Frequently Asked Questions

Photo courtesy of the International Perthes Study Group (IPSG) Conference in Dallas, Texas

Photo courtesy of the International Perthes Study Group (IPSG) Conference in Dallas, Texas

  1. Is Perthes disease hereditary?

    Legg-Calve-Perthes disease (LCPD) is usually not caused by genetic factors (thus is usually not inherited ), but there are some cases where LCPD affects more than one family member. In a small percentage of these familial cases, changes or mutations in the COL2A1 gene have been found to cause LCPD.

  2. How common is Perthes?

    LCPD usually occurs in children aged 4-10 years (mean age, 7 years). It occurs more commonly in boys than in girls (male-to-female ratio, 4:1). The condition is rare, occurring in approximately 4 of 100,000 children.

  3. Is there a cure for Perthes?

    It is not curable because we don't know the cause. However, it is a self-healing disease, meaning the body is able to heal the bone in the femoral head that is affected. The healing process and the duration of the disease vary from patient to patient.

  4. What are the symptoms for Perthes?

    Signs and symptoms of Legg-Calve-Perthes disease include:

    • Limping.

    • Pain or stiffness in the hip, groin, thigh or knee.

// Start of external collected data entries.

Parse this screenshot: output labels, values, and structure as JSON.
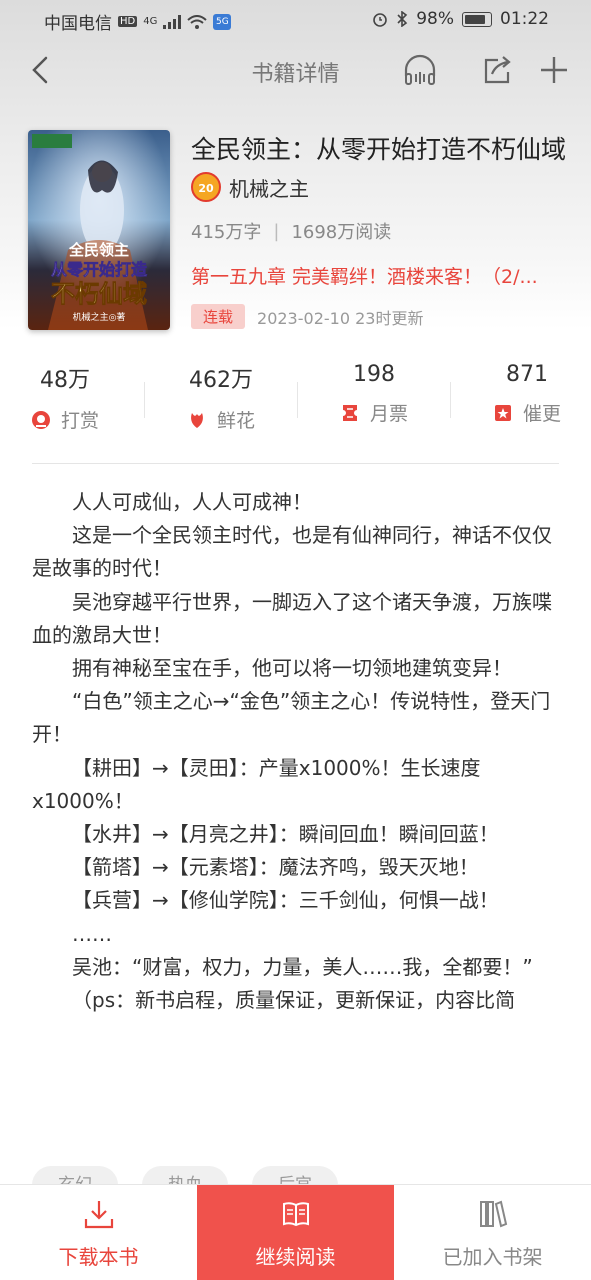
{
  "status_bar": {
    "carrier": "中国电信",
    "hd": "HD",
    "network": "4G",
    "battery": "98%",
    "time": "01:22"
  },
  "nav": {
    "title": "书籍详情"
  },
  "book": {
    "title": "全民领主：从零开始打造不朽仙域",
    "author": "机械之主",
    "author_level": "20",
    "word_count": "415万字",
    "reads": "1698万阅读",
    "latest_chapter": "第一五九章 完美羁绊！酒楼来客！（2/...",
    "serial_status": "连载",
    "update_time": "2023-02-10 23时更新",
    "cover_text": {
      "line1": "全民领主",
      "line2": "从零开始打造",
      "line3": "不朽仙域",
      "author": "机械之主◎著"
    }
  },
  "stats": [
    {
      "value": "48万",
      "label": "打赏",
      "icon": "reward-icon"
    },
    {
      "value": "462万",
      "label": "鲜花",
      "icon": "flower-icon"
    },
    {
      "value": "198",
      "label": "月票",
      "icon": "ticket-icon"
    },
    {
      "value": "871",
      "label": "催更",
      "icon": "urge-icon"
    }
  ],
  "synopsis": [
    "人人可成仙，人人可成神！",
    "这是一个全民领主时代，也是有仙神同行，神话不仅仅是故事的时代！",
    "吴池穿越平行世界，一脚迈入了这个诸天争渡，万族喋血的激昂大世！",
    "拥有神秘至宝在手，他可以将一切领地建筑变异！",
    "“白色”领主之心→“金色”领主之心！传说特性，登天门开！",
    "【耕田】→【灵田】：产量x1000%！生长速度x1000%！",
    "【水井】→【月亮之井】：瞬间回血！瞬间回蓝！",
    "【箭塔】→【元素塔】：魔法齐鸣，毁天灭地！",
    "【兵营】→【修仙学院】：三千剑仙，何惧一战！",
    "……",
    "吴池：“财富，权力，力量，美人……我，全都要！”",
    "（ps：新书启程，质量保证，更新保证，内容比简"
  ],
  "tags": [
    "玄幻",
    "热血",
    "后宫"
  ],
  "bottom_bar": {
    "download": "下载本书",
    "continue": "继续阅读",
    "shelf": "已加入书架"
  },
  "colors": {
    "accent": "#e8453c",
    "continue_bg": "#f0524c"
  }
}
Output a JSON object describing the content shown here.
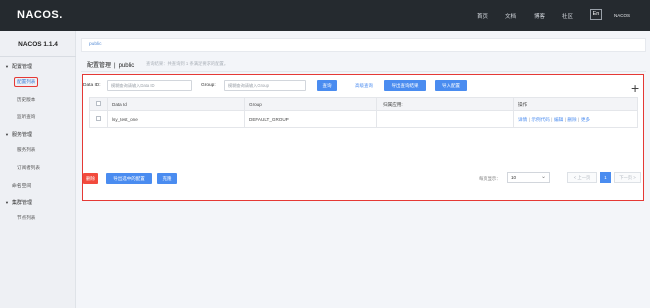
{
  "topbar": {
    "logo": "NACOS.",
    "nav": [
      "首页",
      "文档",
      "博客",
      "社区"
    ],
    "lang": "En",
    "brand": "NACOS"
  },
  "sidebar": {
    "version": "NACOS 1.1.4",
    "groups": [
      {
        "label": "配置管理",
        "items": [
          "配置列表",
          "历史版本",
          "监听查询"
        ]
      },
      {
        "label": "服务管理",
        "items": [
          "服务列表",
          "订阅者列表"
        ]
      },
      {
        "label": "命名空间",
        "items": []
      },
      {
        "label": "集群管理",
        "items": [
          "节点列表"
        ]
      }
    ]
  },
  "breadcrumb": "public",
  "page": {
    "title": "配置管理",
    "namespace": "public",
    "hint": "查询结果：共查询到 1 条满足要求的配置。"
  },
  "search": {
    "dataid_label": "Data ID:",
    "dataid_placeholder": "模糊查询请输入Data ID",
    "group_label": "Group:",
    "group_placeholder": "模糊查询请输入Group",
    "query_btn": "查询",
    "advanced": "高级查询",
    "export_btn": "导出查询结果",
    "import_btn": "导入配置"
  },
  "table": {
    "headers": [
      "Data Id",
      "Group",
      "归属应用:",
      "操作"
    ],
    "rows": [
      {
        "dataid": "lsy_test_one",
        "group": "DEFAULT_GROUP",
        "app": "",
        "ops": [
          "详情",
          "示例代码",
          "编辑",
          "删除",
          "更多"
        ]
      }
    ]
  },
  "footer": {
    "delete_btn": "删除",
    "export_selected_btn": "导出选中的配置",
    "clone_btn": "克隆",
    "page_size_label": "每页显示：",
    "page_size": "10",
    "prev": "< 上一页",
    "current_page": "1",
    "next": "下一页 >"
  },
  "colors": {
    "accent": "#4a8cf0",
    "danger": "#f24a3d",
    "topbar": "#252a2f",
    "highlight": "#e53935"
  }
}
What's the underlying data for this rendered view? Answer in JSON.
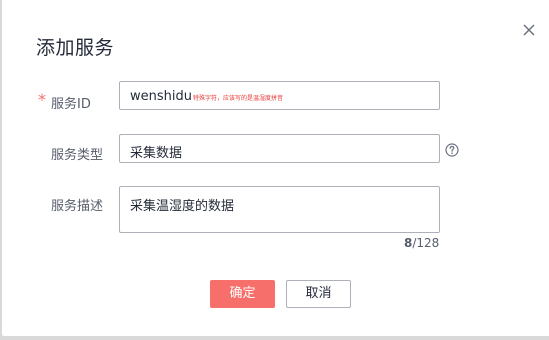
{
  "dialog": {
    "title": "添加服务",
    "close_icon": "close-icon"
  },
  "form": {
    "required_mark": "*",
    "service_id": {
      "label": "服务ID",
      "value": "wenshidu",
      "hint": "特殊字符，应该写的是温湿度拼音"
    },
    "service_type": {
      "label": "服务类型",
      "value": "采集数据",
      "help_icon": "question-circle-icon"
    },
    "service_desc": {
      "label": "服务描述",
      "value": "采集温湿度的数据",
      "counter_current": "8",
      "counter_max": "/128"
    }
  },
  "footer": {
    "ok_label": "确定",
    "cancel_label": "取消"
  },
  "colors": {
    "primary": "#f66f6a",
    "required": "#f66f6a",
    "hint": "#e53935",
    "border": "#adb0b8"
  }
}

    • Limited range of motion of the hip joint.

  5. How is Perthes disease treated?

    Legg-Calve-Perthes can be treated without surgery, or with surgery, depending on the child’s particular case and severity. If non-surgical treatments prove inadequate, your child may need surgery to hold the head of the thigh bone in the hip socket (containment). Surgery involves reorienting the affected bones (osteotomy) and stabilizing the realignment with screws and plates.

  6. How long does Perthes last?

    Recovery also takes a long time - rarely less than 18 months, and sometimes longer than two years. This may seem an unbearably long time, but if considered as a part of a whole lifetime, it is worth some sacrifice of time and effort if it achieves a useful, instead of a permanently damaged, hip joint for your child.

  7. Can I claim disability for Perthes disease?

    Just having the reassurance it would all be ok. Disability Living Allowance Once your child has been diagnosed with Perthes disease and your child is using crutches or a wheelchair, you are entitled to apply for Disability Living Allowance. ... Call the Child Tax Credit office for further information.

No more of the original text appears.